Пилар предпочла бы заключить другое пари, но по большому счету это не имело сейчас никакого значения: она уже знала, что в любом случае Зевс настоит на своем.

Появление Габриэля на кухне вызвало настоящий переполох. Слуги испуганно жались по углам, со страхом глядя на его хмурое лицо и не ожидая от появления нового хозяина ничего хорошего. Но он даже не посмотрел в их сторону. Его взгляд был прикован к маленькой фигурке, сидящей к нему спиной.

Поведение слуг и холодок, пробежавший по спине, сразу дали понять, кто стоял на пороге кухни. Марии пришлось взять себя в руки, чтобы не обернуться и сделать вид, что она не замечает наступившей вдруг напряженной тишины.

Габриэль смотрел на хрупкую спину с опущенными от усталости плечами и чувствовал, как в нем все больше и больше поднимается раздражение: не столько потому, что она все делала ему наперекор, сколько оттого, что он нашел ее здесь.., на кухне.., среди слуг… Первой мыслью было ударить ее, но, помедлив пару минут, он понял, что это своеобразный вызов, и злость сразу пропала.
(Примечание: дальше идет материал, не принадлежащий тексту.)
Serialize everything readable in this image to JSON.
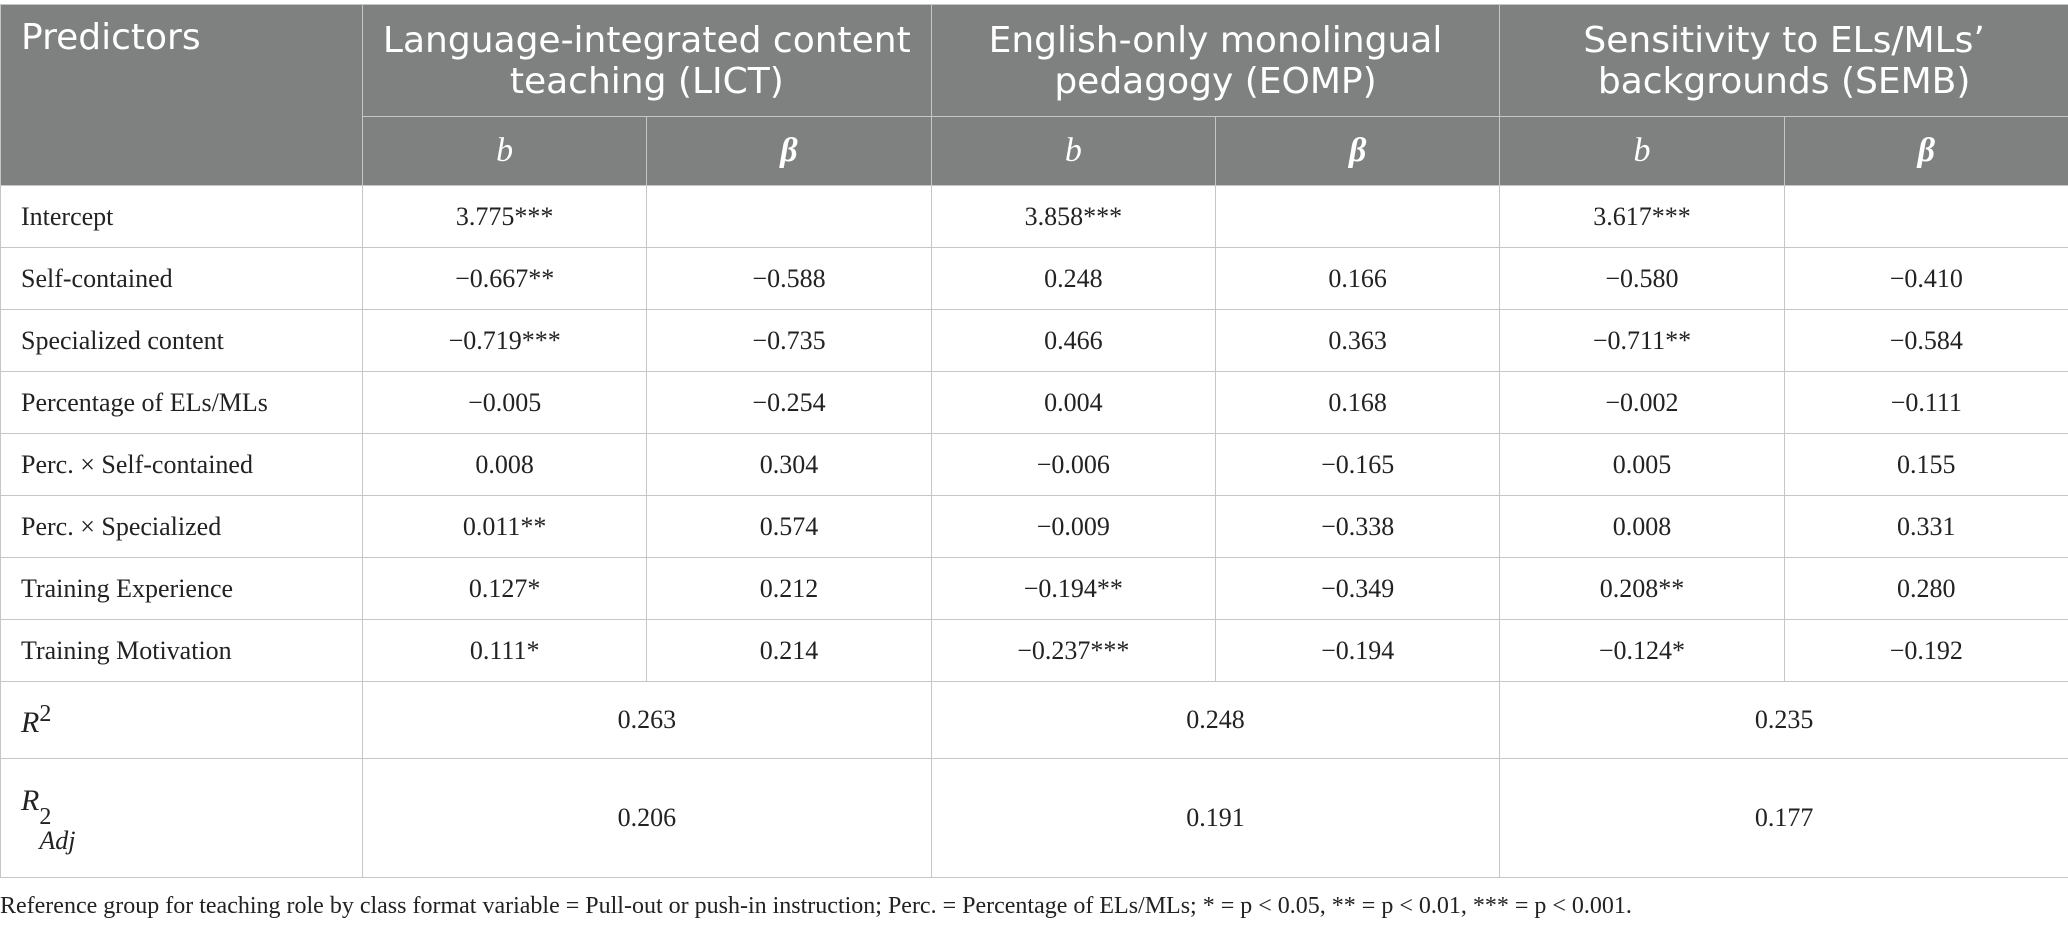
{
  "header": {
    "predictors": "Predictors",
    "groups": [
      "Language-integrated content teaching (LICT)",
      "English-only monolingual pedagogy (EOMP)",
      "Sensitivity to ELs/MLs’ backgrounds (SEMB)"
    ],
    "b_label": "b",
    "beta_label": "β"
  },
  "rows": [
    {
      "label": "Intercept",
      "cells": [
        "3.775***",
        "",
        "3.858***",
        "",
        "3.617***",
        ""
      ]
    },
    {
      "label": "Self-contained",
      "cells": [
        "−0.667**",
        "−0.588",
        "0.248",
        "0.166",
        "−0.580",
        "−0.410"
      ]
    },
    {
      "label": "Specialized content",
      "cells": [
        "−0.719***",
        "−0.735",
        "0.466",
        "0.363",
        "−0.711**",
        "−0.584"
      ]
    },
    {
      "label": "Percentage of ELs/MLs",
      "cells": [
        "−0.005",
        "−0.254",
        "0.004",
        "0.168",
        "−0.002",
        "−0.111"
      ]
    },
    {
      "label": "Perc. × Self-contained",
      "cells": [
        "0.008",
        "0.304",
        "−0.006",
        "−0.165",
        "0.005",
        "0.155"
      ]
    },
    {
      "label": "Perc. × Specialized",
      "cells": [
        "0.011**",
        "0.574",
        "−0.009",
        "−0.338",
        "0.008",
        "0.331"
      ]
    },
    {
      "label": "Training Experience",
      "cells": [
        "0.127*",
        "0.212",
        "−0.194**",
        "−0.349",
        "0.208**",
        "0.280"
      ]
    },
    {
      "label": "Training Motivation",
      "cells": [
        "0.111*",
        "0.214",
        "−0.237***",
        "−0.194",
        "−0.124*",
        "−0.192"
      ]
    }
  ],
  "r2": {
    "symbol": "R",
    "sup": "2",
    "values": [
      "0.263",
      "0.248",
      "0.235"
    ]
  },
  "r2adj": {
    "symbol": "R",
    "sup": "2",
    "sub": "Adj",
    "values": [
      "0.206",
      "0.191",
      "0.177"
    ]
  },
  "footnote": "Reference group for teaching role by class format variable = Pull-out or push-in instruction; Perc. = Percentage of ELs/MLs; * = p < 0.05, ** = p < 0.01, *** = p < 0.001."
}
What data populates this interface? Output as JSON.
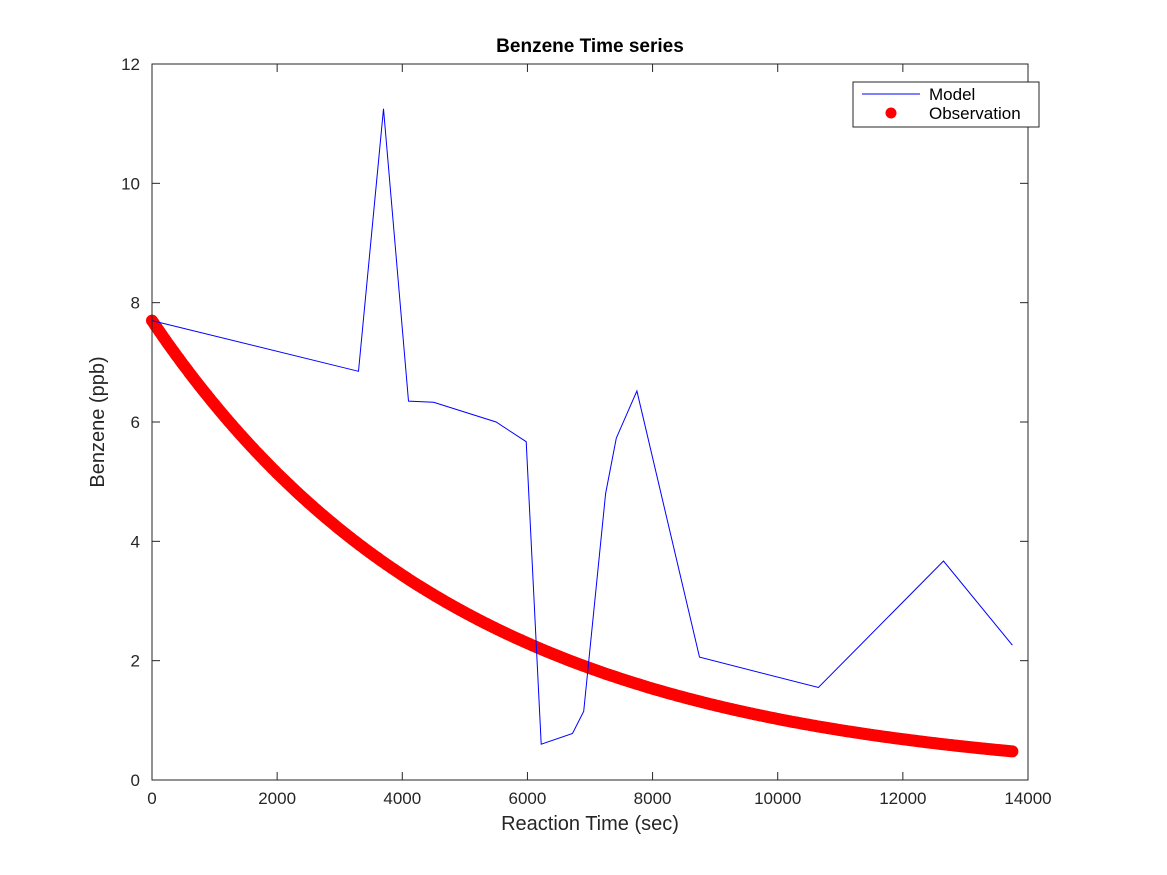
{
  "chart_data": {
    "type": "line",
    "title": "Benzene Time series",
    "xlabel": "Reaction Time (sec)",
    "ylabel": "Benzene (ppb)",
    "xlim": [
      0,
      14000
    ],
    "ylim": [
      0,
      12
    ],
    "x_ticks": [
      0,
      2000,
      4000,
      6000,
      8000,
      10000,
      12000,
      14000
    ],
    "y_ticks": [
      0,
      2,
      4,
      6,
      8,
      10,
      12
    ],
    "grid": false,
    "legend_position": "top-right",
    "series": [
      {
        "name": "Model",
        "kind": "line",
        "color": "#0000ff",
        "x": [
          0,
          3300,
          3700,
          4100,
          4500,
          5500,
          5980,
          6220,
          6720,
          6900,
          7250,
          7420,
          7750,
          8750,
          10650,
          12650,
          13750
        ],
        "y": [
          7.7,
          6.85,
          11.25,
          6.35,
          6.33,
          6.0,
          5.67,
          0.6,
          0.78,
          1.15,
          4.8,
          5.73,
          6.52,
          2.06,
          1.55,
          3.67,
          2.26
        ]
      },
      {
        "name": "Observation",
        "kind": "scatter",
        "color": "#ff0000",
        "decay": {
          "start": 7.7,
          "end": 0.48,
          "x_start": 0,
          "x_end": 13750
        }
      }
    ]
  }
}
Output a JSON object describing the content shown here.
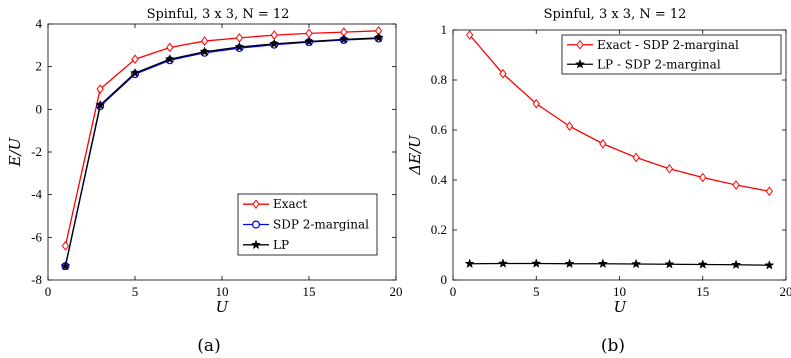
{
  "chart_data": [
    {
      "type": "line",
      "title": "Spinful, 3 x 3, N = 12",
      "xlabel": "U",
      "ylabel": "E/U",
      "caption": "(a)",
      "xlim": [
        0,
        20
      ],
      "ylim": [
        -8,
        4
      ],
      "xticks": [
        "0",
        "5",
        "10",
        "15",
        "20"
      ],
      "yticks": [
        "-8",
        "-6",
        "-4",
        "-2",
        "0",
        "2",
        "4"
      ],
      "x": [
        1,
        3,
        5,
        7,
        9,
        11,
        13,
        15,
        17,
        19
      ],
      "legend_position": "bottom-right",
      "series": [
        {
          "name": "Exact",
          "color": "#ff0000",
          "marker": "diamond",
          "values": [
            -6.4,
            0.95,
            2.35,
            2.9,
            3.2,
            3.35,
            3.48,
            3.56,
            3.62,
            3.68
          ]
        },
        {
          "name": "SDP 2-marginal",
          "color": "#0000ff",
          "marker": "circle",
          "values": [
            -7.35,
            0.15,
            1.65,
            2.3,
            2.65,
            2.87,
            3.03,
            3.15,
            3.25,
            3.32
          ]
        },
        {
          "name": "LP",
          "color": "#000000",
          "marker": "star",
          "values": [
            -7.35,
            0.2,
            1.7,
            2.35,
            2.7,
            2.92,
            3.07,
            3.18,
            3.28,
            3.35
          ]
        }
      ]
    },
    {
      "type": "line",
      "title": "Spinful, 3 x 3, N = 12",
      "xlabel": "U",
      "ylabel": "ΔE/U",
      "caption": "(b)",
      "xlim": [
        0,
        20
      ],
      "ylim": [
        0,
        1
      ],
      "xticks": [
        "0",
        "5",
        "10",
        "15",
        "20"
      ],
      "yticks": [
        "0",
        "0.2",
        "0.4",
        "0.6",
        "0.8",
        "1"
      ],
      "x": [
        1,
        3,
        5,
        7,
        9,
        11,
        13,
        15,
        17,
        19
      ],
      "legend_position": "top-right",
      "series": [
        {
          "name": "Exact - SDP 2-marginal",
          "color": "#ff0000",
          "marker": "diamond",
          "values": [
            0.98,
            0.825,
            0.705,
            0.615,
            0.545,
            0.49,
            0.445,
            0.41,
            0.38,
            0.355
          ]
        },
        {
          "name": "LP - SDP 2-marginal",
          "color": "#000000",
          "marker": "star",
          "values": [
            0.065,
            0.066,
            0.066,
            0.065,
            0.065,
            0.064,
            0.063,
            0.062,
            0.061,
            0.059
          ]
        }
      ]
    }
  ]
}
Он еле сдерживал смех. До чего же она наивна! Стараясь сохранять серьезность, Габриэль медленно подошел к столу, остановился у нее за спиной и молча простоял так несколько минут, с удовлетворением наблюдая, как среди присутствующих растет напряжение.

Мария затаила дыхание, всем телом ощущая его присутствие. От страха у нее пересохло в горле, а осознание своей ошибки довело ее почти до обморока. Как смела она, невольница, пленница пирата, человека, ненавидящего всю ее семью, так оскорбительно отвергнуть его неожиданно доброе отношение.., внимание?! Трепеща от ужаса, Мария ждала…

Габриэль уловил ее состояние: от его внимания не ускользнули ни напрягшаяся спина, ни нервное постукивание пальцев по столу. Оглядевшись, он с удивлением увидел выражение животного страха на лицах слуг и вновь еле сдержался, чтобы не рассмеяться. Они были уверены, что сейчас произойдет убийство. Перекинув ногу через скамью, он сел рядом с Марией и спросил вполне доброжелательно:

— Тебе, принцесса, не нравится пища, которую подают наверху?

Мария закусила губу, не понимая, как себя вести. В голосе Габриэля не чувствовалось ни злости, ни раздражения, и она украдкой взглянула на него. Увиденное привело ее в замешательство — его глаза смеялись. Неужели он находит все это забавным? Да он просто смеется над ней! Несносный тип! Гордо вскинув голову и глядя ему прямо в глаза, дрожащим от негодования голосом она произнесла:

— Не столько пища, сколько общество!

— Тебе не нравится мой друг Зевс? — спросил Габриэль с насмешкой. — Или твоя дуэнья ненароком обидела тебя? Ведь позапрошлой ночью она не слишком хорошо исполняла свои обязанности. — Он заговорщически улыбнулся ей. — Хотя не думаю, что ей бы поздоровилось, попытайся она помешать мне.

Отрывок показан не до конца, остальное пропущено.